There are some published meta-analyses similar to this study, but we found that there are still many differences between these studies and present study. In terms of intervention, the study by Kong et al. did not explore the impact of panitumumab on patients with potentially resectable mCRC, and there are some differences in retrieval strategies and data processing between present study and those of Kong et al., so the results need further confirmation [47]. As far as the participants in the study are concerned, participants in Li et al., Wu et al., and Mastrantoni et al. were mCRC patients [48, 49] and did not limit participants to patients with potentially resectable mCRC. Present study limited the participants to patients with potentially resectable mCRC and conducted a systematic search of four major databases and rigorous data analysis, ultimately including only data from RCT for analysis so that more targeted research can be conducted on these patients.

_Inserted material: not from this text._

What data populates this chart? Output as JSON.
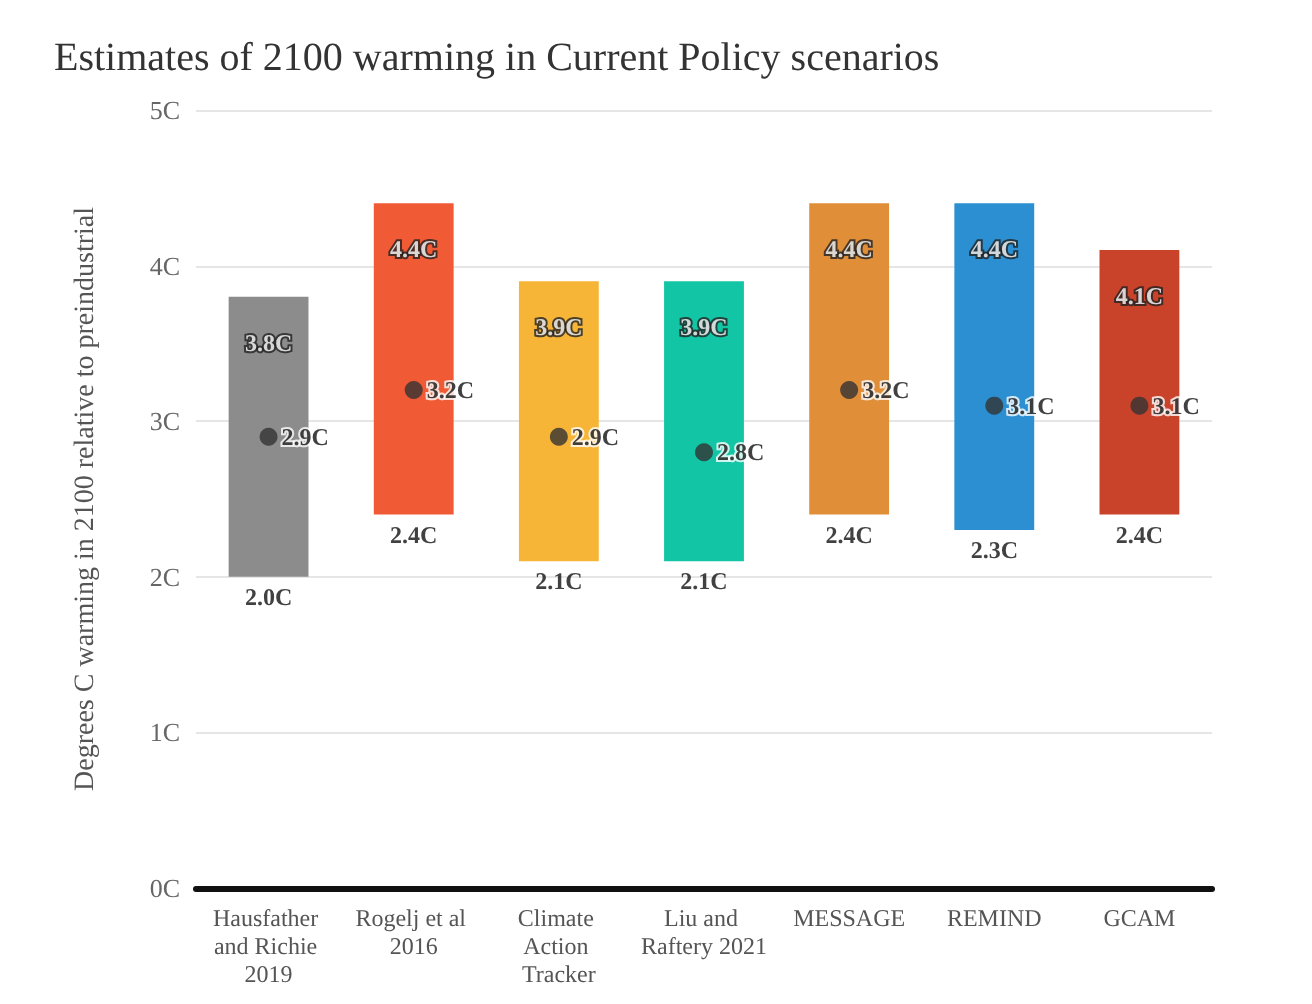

There are some limitations to present study: firstly, due to a lack of data, other molecular features of the tumor [16, 34], chemotherapy regimen [7], and the location of the primary tumor [50] were not explored in present study, all of which may have influenced the results. Secondly, the follow-up times of the trials included in present study was not consistent, and we were unable to evaluate whether there was a correlation between various outcomes and time. Nevertheless, present study is the first to systematically explore the efficacy and safety of additional anti-EGFR targeted agents in patients with potentially resectable mCRC using a meta-analysis. The impact of genotype and drug on outcomes were further explored by subgroup analysis.

Conclusion

The meta-analysis showed that additional anti-EGFR targeted agents could improve ORR, R0 resection rate, and survival rate in RAS/KRAS wild-type patients with potentially resectable mCRC, with a manageable overall safety margin. Meanwhile, the results of present study demonstrate the importance of molecular screening. With the progress of research, more patients may be offered radical treatment under conversion therapy in the future.